L'industrie touristique canadienne : un portrait

Au Canada, le tourisme, c'est les affaires. Avec ses quelque 90 milliards $ injectés dans notre économie et plus de 1,7 million emplois générés, le tourisme demeure l'une des rares industries nationales qui génèrent une activité économique dans toutes les régions, provinces, territoires, villes et communautés au pays.

Les secteurs du tourisme et des voyages s'avèrent un moteur vital de la croissance économique canadienne, par l'entremise de l'économie des visiteurs — une affirmation particulièrement juste lorsqu'on constate l'activité économique que le secteur amène au pays.

Au niveau mondial, le tourisme est en pleine croissance. Les voyages d'un pays à l'autre constituent le quatrième secteur d'exportation de l'économie mondiale connaissant la plus importante croissance. En 2015, 1,2 milliard de voyageurs internationaux ont dépensé 1,3 trillion $ à l'extérieur de leurs frontières.

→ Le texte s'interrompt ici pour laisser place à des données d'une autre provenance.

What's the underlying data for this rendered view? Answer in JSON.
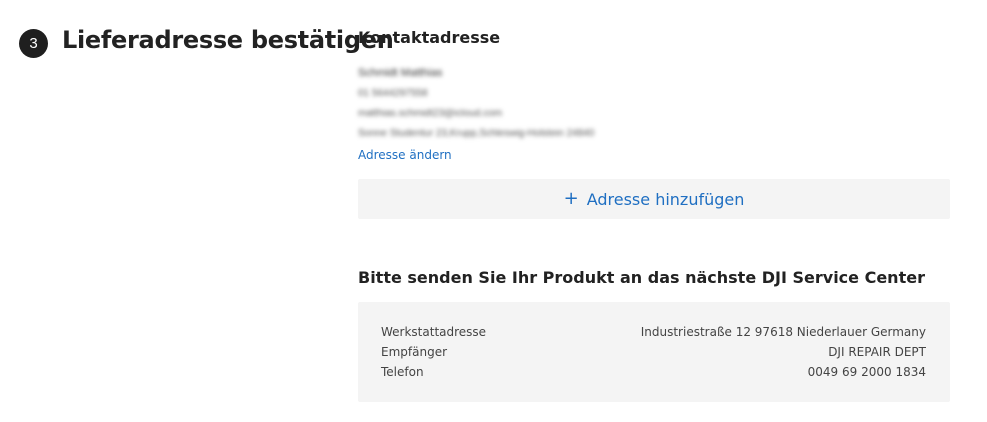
{
  "step": {
    "number": "3",
    "title": "Lieferadresse bestätigen"
  },
  "contact": {
    "title": "Kontaktadresse",
    "blurred_lines": [
      "Schmidt Matthias",
      "01 5644297558",
      "matthias.schmidt23@icloud.com",
      "Sonne Studentur 23,Krupp,Schleswig-Holstein 24840"
    ],
    "change_link": "Adresse ändern"
  },
  "add_address": {
    "icon": "plus-icon",
    "label": "Adresse hinzufügen"
  },
  "service": {
    "title": "Bitte senden Sie Ihr Produkt an das nächste DJI Service Center",
    "rows": [
      {
        "label": "Werkstattadresse",
        "value": "Industriestraße 12 97618 Niederlauer Germany"
      },
      {
        "label": "Empfänger",
        "value": "DJI REPAIR DEPT"
      },
      {
        "label": "Telefon",
        "value": "0049 69 2000 1834"
      }
    ]
  },
  "colors": {
    "link": "#1f6fc2",
    "panel_bg": "#f4f4f4",
    "badge_bg": "#1f1f1f"
  }
}
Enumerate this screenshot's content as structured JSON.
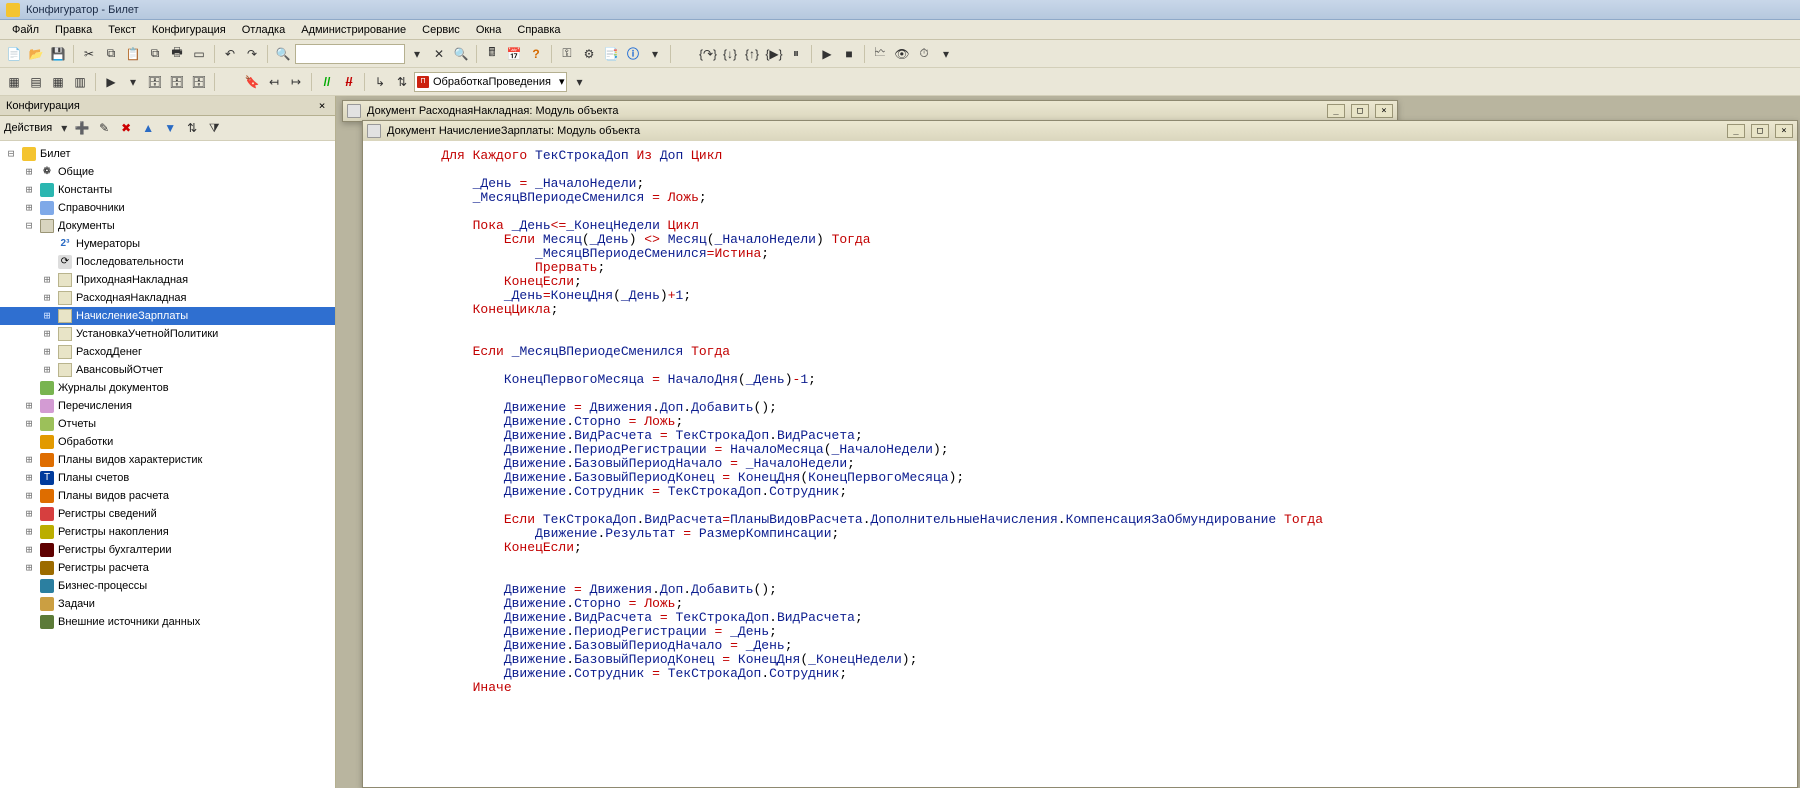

L'industrie canadienne du tourisme et des voyages demeure un fiable et puissant moteur de croissance économique et créateur d'emplois, au moment où d’autres secteurs d’activité au pays subissent les contrecoups de la hausse des cours mondiaux des matières premières et des fluctuations du taux de change. 

 

Pourquoi l'industrie touristique canadienne stagne-t-elle?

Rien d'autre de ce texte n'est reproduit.